An additional example of exploiting the information content of the images was presented by fungal infections of Pseudanabaena limnetica. The collapse of early spring phytoplankton biomass is frequently associated with the increase of grazing activity, resulting in a “clear water” stage (33, 34). But another explanation for cyanobacterial decline in our study is the occurrence of Chytridiomycota (47-49). Gerphagnon et al. (47) demonstrated the cyanobacterial bloom decline by infections of Chytridyomycota in the field. In the actual study, similarities with these findings (Fig. 5) can be seen. A maximal infection rate of 28% was determined on 02 June 2017 from the brightfield images collected with the imaging flow cytometer, while in the study of Gerphagnon et al. (47) an infection rate of 6% was stated. Fungal infections were described by the authors to induce mechanic fragmentation of filaments which was also observed in our study by a reduction of filament size on 14 June 2017 from ~100 μm (23 March, 26 April, 2 June) to 62 μm and a high debris fraction. The images taken during the measurements and archived for every individual particle add further value, especially for different retrospective analyses. The selected example shows nicely that the method makes it possible to follow the fate of individual species, enabling a better process understanding, which is crucial for management.
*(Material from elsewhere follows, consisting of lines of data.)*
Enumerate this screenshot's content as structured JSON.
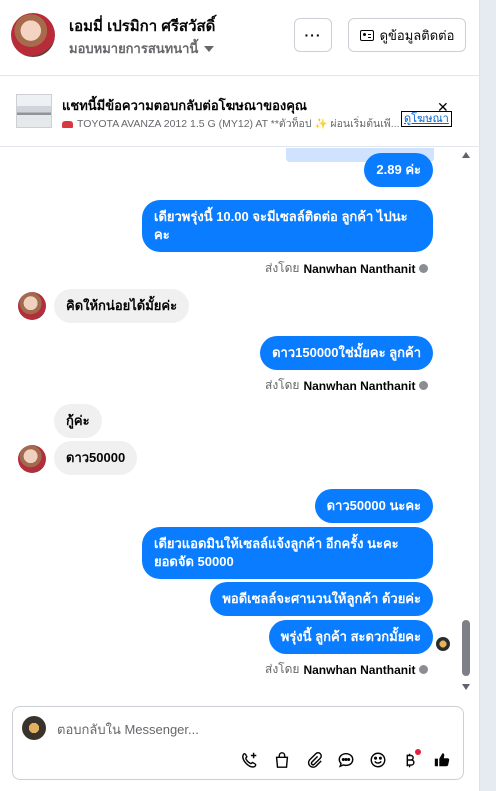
{
  "header": {
    "name": "เอมมี่ เปรมิกา ศรีสวัสดิ์",
    "assign_label": "มอบหมายการสนทนานี้",
    "more_label": "···",
    "contact_info_label": "ดูข้อมูลติดต่อ"
  },
  "ad": {
    "title": "แชทนี้มีข้อความตอบกลับต่อโฆษณาของคุณ",
    "subtitle": "TOYOTA AVANZA 2012 1.5 G (MY12) AT **ตัวท็อป ✨ ผ่อนเริ่มต้นเพี...",
    "link_label": "ดูโฆษณา",
    "close_label": "✕"
  },
  "messages": {
    "m1": "2.89 ค่ะ",
    "m2": "เดียวพรุ่งนี้ 10.00 จะมีเซลล์ติดต่อ ลูกค้า ไปนะคะ",
    "m3": "คิดให้กน่อยได้มั้ยค่ะ",
    "m4": "ดาว150000ใช่มั้ยคะ  ลูกค้า",
    "m5": "กู้ค่ะ",
    "m6": "ดาว50000",
    "m7": "ดาว50000 นะคะ",
    "m8": "เดียวแอดมินให้เซลล์แจ้งลูกค้า อีกครั้ง นะคะ ยอดจัด  50000",
    "m9": "พอดีเซลล์จะศานวนให้ลูกค้า ด้วยค่ะ",
    "m10": "พรุ่งนี้ ลูกค้า สะดวกมั้ยคะ"
  },
  "sent_by": {
    "prefix": "ส่งโดย",
    "sender": "Nanwhan Nanthanit"
  },
  "composer": {
    "placeholder": "ตอบกลับใน Messenger..."
  },
  "icons": [
    "call-add-icon",
    "bag-icon",
    "attach-icon",
    "chat-bubble-icon",
    "emoji-icon",
    "baht-icon",
    "like-icon"
  ],
  "colors": {
    "outgoing_bubble": "#0a7cff",
    "incoming_bubble": "#f0f0f0",
    "link": "#0064d1"
  }
}
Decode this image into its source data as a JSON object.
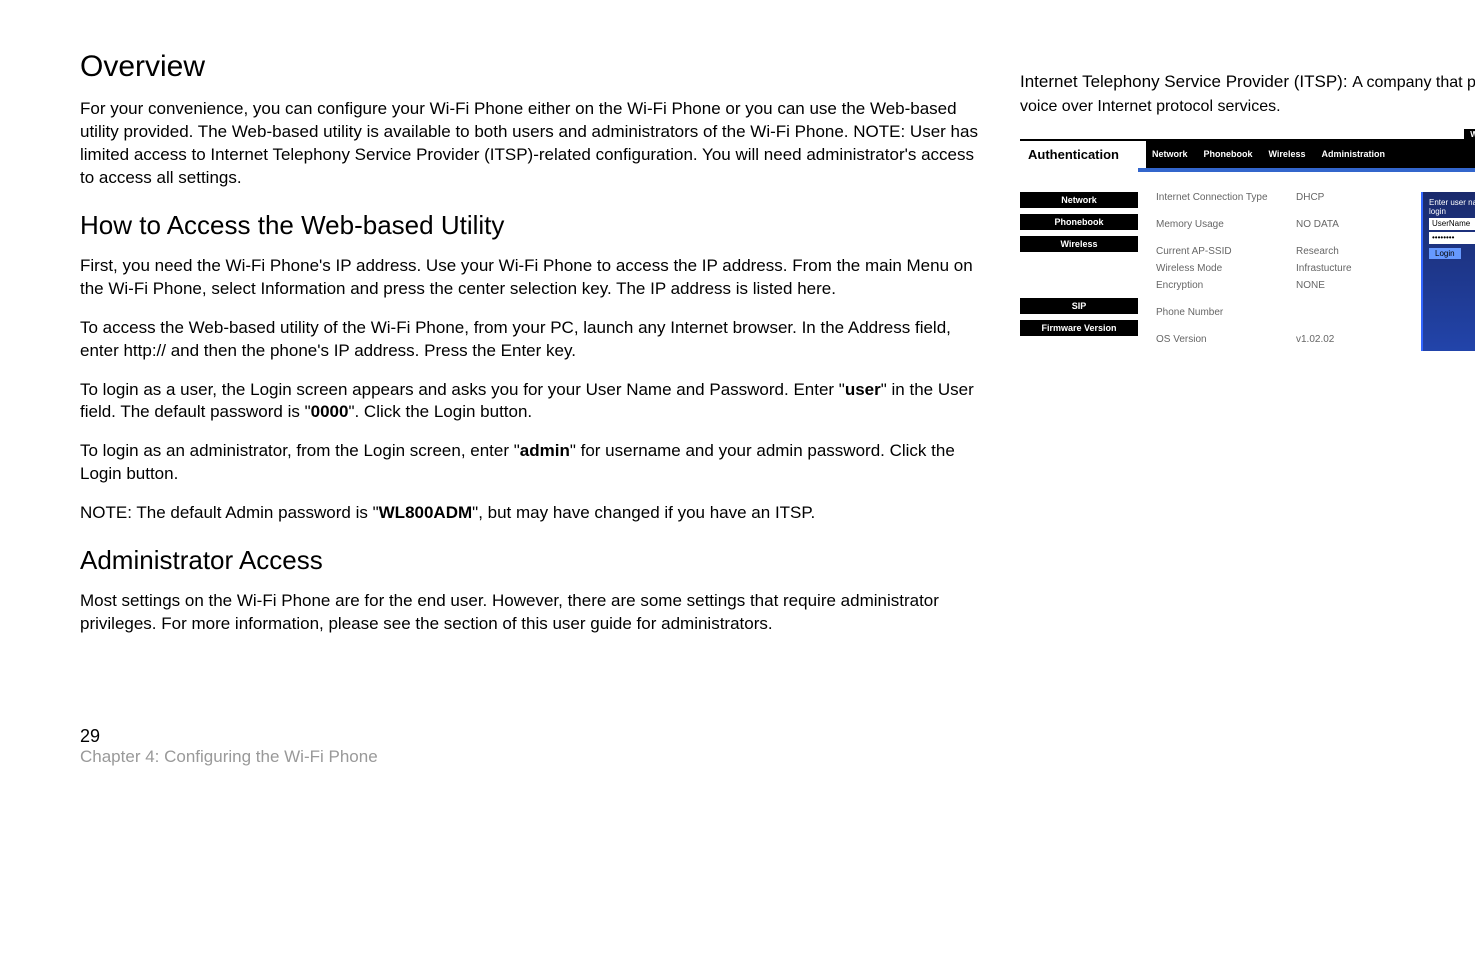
{
  "headings": {
    "overview": "Overview",
    "howto": "How to Access the Web-based Utility",
    "adminaccess": "Administrator Access"
  },
  "paragraphs": {
    "overview_p1": "For your convenience, you can configure your Wi-Fi Phone either on the Wi-Fi Phone or you can use the Web-based utility provided. The Web-based utility is available to both users and administrators of the Wi-Fi Phone. NOTE: User has limited access to Internet Telephony Service Provider (ITSP)-related configuration. You will need administrator's access to access all settings.",
    "howto_p1": "First, you need the Wi-Fi Phone's IP address. Use your Wi-Fi Phone to access the IP address. From the main Menu on the Wi-Fi Phone, select Information and press the center selection key. The IP address is listed here.",
    "howto_p2": "To access the Web-based utility of the Wi-Fi Phone, from your PC, launch any Internet browser. In the Address field, enter http:// and then the phone's IP address. Press the Enter key.",
    "howto_p3_a": "To login as a user, the Login screen appears and asks you for your User Name and Password. Enter \"",
    "howto_p3_b": "user",
    "howto_p3_c": "\" in the User field. The default password is \"",
    "howto_p3_d": "0000",
    "howto_p3_e": "\". Click the Login button.",
    "howto_p4_a": "To login as an administrator, from the Login screen, enter \"",
    "howto_p4_b": "admin",
    "howto_p4_c": "\" for username and your admin password. Click the Login button.",
    "howto_p5_a": "NOTE: The default Admin password is \"",
    "howto_p5_b": "WL800ADM",
    "howto_p5_c": "\", but may have changed if you have an ITSP.",
    "admin_p1": "Most settings on the Wi-Fi Phone are for the end user. However, there are some settings that require administrator privileges. For more information, please see the section of this user guide for administrators."
  },
  "glossary": {
    "term": "Internet Telephony Service Provider (ITSP): ",
    "def": "A company that provides voice over Internet protocol services."
  },
  "screenshot": {
    "title_badge": "Wireless VoIP\nPhone",
    "auth_label": "Authentication",
    "tabs": [
      "Network",
      "Phonebook",
      "Wireless",
      "Administration"
    ],
    "sidebar": [
      "Network",
      "Phonebook",
      "Wireless",
      "SIP",
      "Firmware Version"
    ],
    "rows": [
      {
        "label": "Internet Connection Type",
        "value": "DHCP"
      },
      {
        "label": "Memory Usage",
        "value": "NO DATA"
      },
      {
        "label": "Current AP-SSID",
        "value": "Research"
      },
      {
        "label": "Wireless Mode",
        "value": "Infrastucture"
      },
      {
        "label": "Encryption",
        "value": "NONE"
      },
      {
        "label": "Phone Number",
        "value": ""
      },
      {
        "label": "OS Version",
        "value": "v1.02.02"
      }
    ],
    "login": {
      "prompt": "Enter user name & password to login",
      "username": "UserName",
      "password": "••••••••",
      "button": "Login"
    }
  },
  "footer": {
    "pagenum": "29",
    "chapter": "Chapter 4: Configuring the Wi-Fi Phone"
  }
}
It is also promising for modeling approaches by enabling modeler to describe trophic interaction and loss rates in more quantitative terms.
Conclusion and Outlook
The value for biodiversity conservation, increasing pressures, relevance for health of citizens and easy accessibility make urban ponds a relevant model system to study. Imaging flow cytometry could be demonstrated to be a valuable tool to study phytoplankton dynamics in high detail in this system. Ideally, the imaging flow cytometric approach would reveal species identity via deep learning, species quantity, and biovolume calculation, phylogenetic and MBFG classification, as well as detailed analysis of single cell traits and their variation in one single measurement automatically. The value of phylogenetic and MBFG classification, as well as image and trait analysis were already presented in this study. The speed of measurement and respective high throughput represents a valuable tool for short time and large-scale interval sampling and better understanding of phytoplankton community dynamics.
Acknowledgment
The author wants to acknowledge the Helmholtz Association for funding. Andreas Kruspe (City of Leipzig, Amt für Stadtgrün und Gewässer) for permission to collect samples in the Bruckner Bassin. The German weather service for the provision of publicly available climate data. They were downloaded from https://www.dwd.de/DE/leistungen/klimadatendeutschland/klarchivtagmonat.html?nn=16102#buehneTop, on 25 November 2019.
Conflict of interest
The patent submission could create a potential conflict of interest. But until now no financial benefit accrued from patent submission.